AI commonly generates statistical bounds from data profiling -- it looks at the current data, calculates the mean and standard deviation, and sets bounds at mean plus-or-minus two standard deviations. This is circular. The bounds describe what the data currently looks like, not what it should look like. If the data is already degraded, the bounds accept degraded data as normal.

The right bounds come from understanding Roberto's business. He told you: three lines, about 30 batches per line per day, so roughly 90 batches total. Batch volumes vary somewhat. Maintenance days (monthly) drop the count because a line goes offline.

Step 4: Calibrate the thresholds

This is where domain knowledge matters most.

Roberto's daily batch count runs between 75 and 95. AI will likely suggest a 20% variance threshold -- a round number that sounds reasonable. With 90 as the baseline, 20% means anything between 72 and 108 passes. That seems fine for normal days.

But Roberto also mentioned maintenance days. On those days, one line is offline and batch volume drops to around 50-60. A 20% threshold would flag every maintenance day as an anomaly. The check would fire monthly, the team would learn to ignore it, and an ignored quality gate is worse than no quality gate at all.
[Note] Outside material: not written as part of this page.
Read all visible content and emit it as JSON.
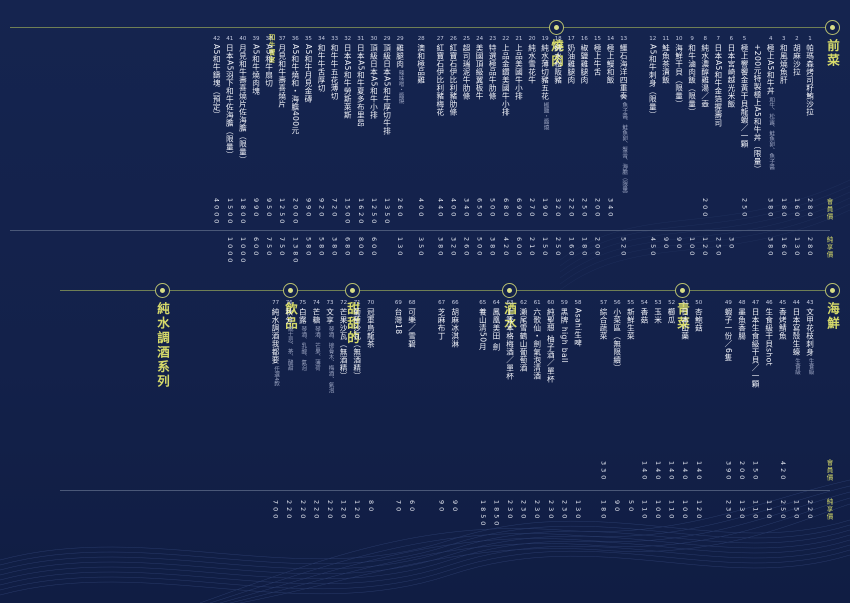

The trade-off: a wider threshold (35%) accommodates maintenance days but might miss a real production problem that drops volume to 65. A tighter threshold (20%) catches real problems but produces monthly false positives. Neither answer is wrong. The right choice depends on what Roberto values more -- catching every anomaly or avoiding false alarms.

Think about what your specific threshold catches and what it misses. If the batch count dropped to 40 (a line went down unexpectedly), would your check catch it? What about a drop to 70?

Step 5: Run the full test suite

Run dbt tests and Soda Core checks together:

dbt test
soda scan -d duckdb -c configuration.yml checks.yml

Both should pass on the current data. The Soda Core output shows something different from dbt's output -- not just pass/fail, but the actual measured values alongside the thresholds.

Review the Soda Core output. Each check shows the measured value, the threshold, and the result. This quantitative context is what trend analysis provides that row-level testing does not.

Step 6: Cross-check the test strategy

Send your test strategy to a second AI model. Ask it to review against Roberto's business requirements. Does the strategy catch the failures Roberto would care about?

Consider: Roberto needs to track re-dye rates over time. He needs to compare quality across lines. He needs to filter by fabric type. Do your quality checks protect these use cases? If the normalization macro produced wrong results, would a test catch it? If a line's data stopped arriving, would a check notice?

The cross-check is not about finding every possible failure. It is about confirming that your defenses cover the failures that would hurt Roberto's business -- a contract review based on wrong numbers, a re-dye rate that looks good because half the data is missing, a quality comparison across lines that uses unconverted temperatures.

✓ Check

✓ Check: If tomorrow's batch count dropped to 40 (half the normal volume because a line went down), would your Soda Core check catch it? What if it dropped to 70?